3 thoughts on “JOURNAL # 5

  1. I am a bit nervous about beginning to meet with students this week, as it is my first time meeting them individually. They seem like a good group, which I am thankful for, but I am still nervous. However, I am a bit excited to finally get going on tutoring stuff and talking with them. I am hoping to avoid talking at them so much as I am talking with them.  Being able to pose questions is going to be the most helpful there, but I know that I go on tangents here and there. Another worry of mine is my other schoolwork. Last week I had tons of assignments pile up without warning, and I fear that it could happen again while I am reading and providing feedback on these students’ essays. I don’t want to get caught up in that spiral again, and knowing that I have to provide office hours that take up the time I would normally have to do work is slightly worrying.

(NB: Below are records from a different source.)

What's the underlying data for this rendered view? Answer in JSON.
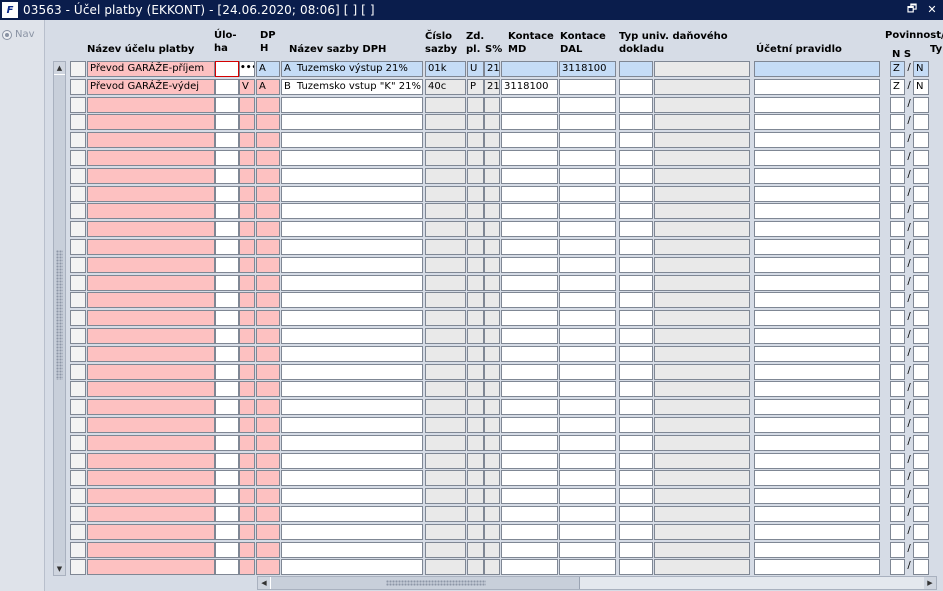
{
  "window": {
    "app_icon_label": "F",
    "title": "03563 - Účel platby (EKKONT) - [24.06.2020; 08:06]  [ ]  [ ]",
    "restore_glyph": "🗗",
    "close_glyph": "✕"
  },
  "left_pane": {
    "nav_label": "Nav"
  },
  "headers": {
    "nazev_ucelu": "Název účelu platby",
    "uloha": "Úlo-\nha",
    "dph": "DP\nH",
    "nazev_sazby": "Název sazby DPH",
    "cislo_sazby": "Číslo\nsazby",
    "zd_pl": "Zd.\npl.",
    "s_pct": "S%",
    "kontace_md": "Kontace\nMD",
    "kontace_dal": "Kontace\nDAL",
    "typ_univ": "Typ univ. daňového\ndokladu",
    "ucetni_pravidlo": "Účetní pravidlo",
    "povinnost": "Povinnost/",
    "ns": "N S",
    "ty": "Ty"
  },
  "rows": [
    {
      "nazev": "Převod GARÁŽE-příjem",
      "uloha": "",
      "lov": "•••",
      "dph_flag": "",
      "dph": "A",
      "sazba_code": "A",
      "sazba_nazev": "Tuzemsko výstup 21%",
      "cislo": "01k",
      "zd": "U",
      "s": "21",
      "md": "",
      "dal": "3118100",
      "typ1": "",
      "typ2": "",
      "pravidlo": "",
      "ns": "Z",
      "slash": "/",
      "ty": "N"
    },
    {
      "nazev": "Převod GARÁŽE-výdej",
      "uloha": "",
      "lov": "",
      "dph_flag": "V",
      "dph": "A",
      "sazba_code": "B",
      "sazba_nazev": "Tuzemsko vstup \"K\" 21%",
      "cislo": "40c",
      "zd": "P",
      "s": "21",
      "md": "3118100",
      "dal": "",
      "typ1": "",
      "typ2": "",
      "pravidlo": "",
      "ns": "Z",
      "slash": "/",
      "ty": "N"
    }
  ],
  "empty_row_slash": "/",
  "scroll": {
    "up": "▲",
    "down": "▼",
    "left": "◀",
    "right": "▶"
  }
}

  2. This week is when we begin to put what we have learned about being a writing tutor into action. As for me, I will be starting to meet with students this week. I already have seven appointments booked for the latter half of the week, and as that time approaches, I grow more nervous about how it is going to go. I have fears and worries about my ability to help the students improve their writing, and trouble-shooting problems in the best way possible when they come up. Some of these are fears that go back to the discussion we had at the beginning of the semester. Those fears revolved around not knowing how to help, the feedback I offer not being well-received and a lack of effort on the part of the student to want to work with me to improve their writing. The thing about all of these fears is that they are all totally valid, as they are all probably going to come to fruition in some way, shape or form. A student or two is probably not going to fully appreciate my feedback. I am likely going to encounter challenges with a student’s writing where I will not be the most confident in offering my own advice. I know for a fact that I will be meeting with students that will be grumpy about having to meet with me, and will be very uninterested in the ways in which I try to help them. Although these realities of tutoring young college students are not ideal situations, what matters most is how I respond to it, and that I See it as a problem to trouble-shoot rather than something to be discouraged by. I can recognize that I am not going to cause a breakthrough for every single student. I can do my best to get the students interested and excited about their work by trying to relate to them. I can be affirming, and kind when I give them constructive criticism, or make suggestions. These are all ways that I can do my best and be confident that I am doing my job as a tutor.
    I have also been nervous about the APA style paper that I am doing the tutoring for. As a Political Science major, my comfort zone is more in the realm of opinion pieces and persuasive essays. I have written a few APA style papers before, I understand the assignment and have confidence that I would know how to achieve a good grade on the paper if it was assigned to me. Therefore, I have to apply that same feeling of confidence to reviewing students’ papers, and I have to know that I don’t need to be a content expert. I am excited to get into tutoring this week, and get to know the job as I do my best to help my tutees with their introductions.

  3. Journal #5:
    Going into week 5 I’m feeling pretty good. So far I have met with four tutees, as my faculty mentor, Professor Frank, has required that all students meet with me before turning in their essays on Monday. It’s gone fairly well so far, the tutees have been great to work with, and a lot of my anxieties have subsided. I have run into a few scenarios I hadn’t thought of though, and therefore wasn’t as prepared for. First of all, how do you approach an essay that needs heavy duty global revision. For example, if you’re writing a response essay, but you merely state the argument of the piece you are meant to be responding to, how do you help that person? Secondarily, if you meet a writer who doesn’t think they need your help at all and are just meeting with you because the professor said they have to, how do you help them loosen up to hearing a second opinion? Currently that’s what’s on my mind. Additionally, I found a new anxiety. What if I suggest something that the professor doesn’t like, and the writer gets docked points because of one of my suggestions? I think Professor Frank has done a really good job framing my job for the students though, as all of them have had the correct expectations of what I am there for, and have yet to ask me to act as their editor or get them an A. However, this has become one of my main worries. Finally, I have discovered that having my tutees read their essay aloud has worked surprisingly well. I was expecting this practice to make things more awkward, but instead it acts as a sort of ice breaker and lets us both laugh and get into the writing headspace.